MLP was a forward-structured artificial neural network that mapped a set of input vectors to a set of output vectors. The backpropagation algorithm, a supervised learning technique, was frequently used to train MLPs, which mimicked the human nervous system’s learning and data prediction processes. It first learned, then stored the data with weights and employed algorithms to modify the weights and lessen bias in the training process or the difference between the actual and predicted values. The input, hidden, and output layers were the three types of network layers that made up an MLP. Each layer was made up of a specific number of nodes, which were neurons with non-linear activation functions. Each layer was fully connected to the one before it. The input layer was used to receive data, the hidden layer was used to process the data, and the output layer offered the final prediction.

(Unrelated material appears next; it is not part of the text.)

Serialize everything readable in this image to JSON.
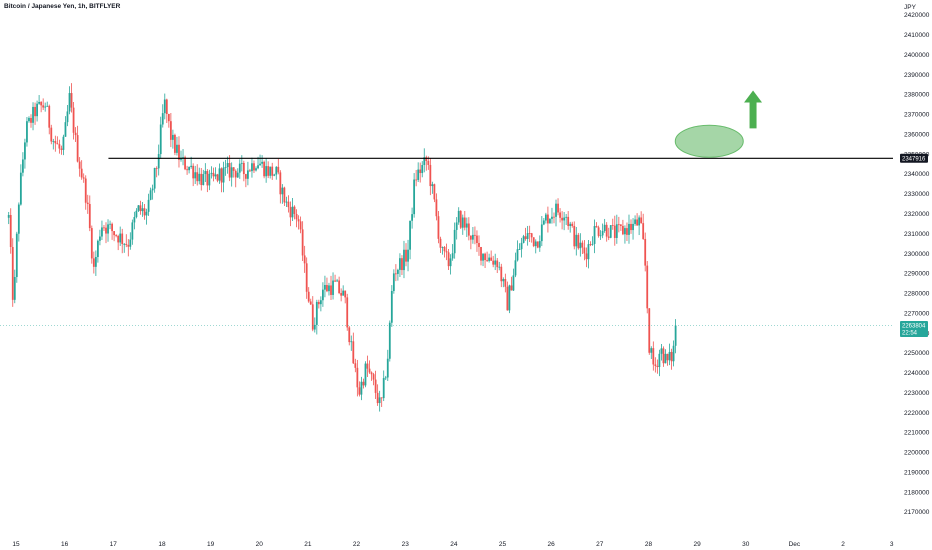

A single network layer’s output was depicted as

$$\begin{array}{c}f\left(x\right)=f\left(\sum _{i}^{M}{\omega }_{i}{x}_{i}+b\right)\end{array}$$
(6)

where x represented the input to the node, w represented the node’s weight, b represented the bias, and f(x) represented the activation function. If each neuron’s activation function was linear, an MLP with multiple layers could be compared to a single-layer neural network. Rectified linear unit (ReLU) was a non-linear activation function used in this work.

Convolution neural network (CNN)

The convolutional neural network was a feed-forward neural network with artificial neurons that responded to a portion of the surrounding units in the coverage area. CNN comprised three layers: the input layer, the hidden layer, and the output layer, with the hidden layer containing various types of networks such as convolutional, pooling, fully connected (similar to classical neural networks), and normalization layers. The convolutional layer was the core of the CNN and performed the dot product of the convolutional kernel and the layer input matrix, this product was usually the Frobenius inner product, and the activation function was ReLU. The convolution operation produced a feature map as the convolutional kernel moved along the layer’s input matrix. This feature map then became part of the input for the subsequent layer. CNN was a desirable deep learning structure because it required fewer parameters to be considered than other deep neural networks.

Metrics

MAE (mean absolute error) of these n samples was given by

$$\begin{array}{c}MAE=\frac{1}{n}\sum _{i=1}^{n}\left|{y}_{true}^{\left(i\right)}-{y}_{pred}^{\left(i\right)}\right|\end{array}$$
(7)

RMSE (root mean squared error) of these n samples was given by

$$\begin{array}{c}RMSE=\sqrt{\frac{1}{n}\sum _{i=1}^{n}{\left({y}_{true}^{\left(i\right)}-{y}_{pred}^{\left(i\right)}\right)}^{2}}\end{array}$$
(8)

Coefficient of determination (R2) of these n samples was given by

$$\begin{array}{c}{R}^{2}=1-\frac{\sum _{i=1}^{n}{({y}_{true}^{\left(i\right)}-{y}_{pred}^{\left(i\right)})}^{2}}{\sum _{i=1}^{n}{({y}_{true}^{\left(i\right)}-\frac{1}{n}{\sum }_{j=1}^{n}{y}_{true}^{\left(j\right)})}^{2}}\end{array}$$
(9)

Hyperparameters

We employed Bayesian optimization to identify each model’s ideal hyperparameters during model training[54]. This step was crucial because it has been demonstrated that properly tuned hyperparameters could produce predictions with better accuracy than those selected by hand.

10-fold cross-validation

The data were randomly divided into ten equally sized mutually exclusive subsets, each keeping the data distribution as consistent as possible. Nine subsets were taken at a time for the training set and one for the test set. This yielded ten training and test sets, and the final result was the mean of the outcomes of the ten tests.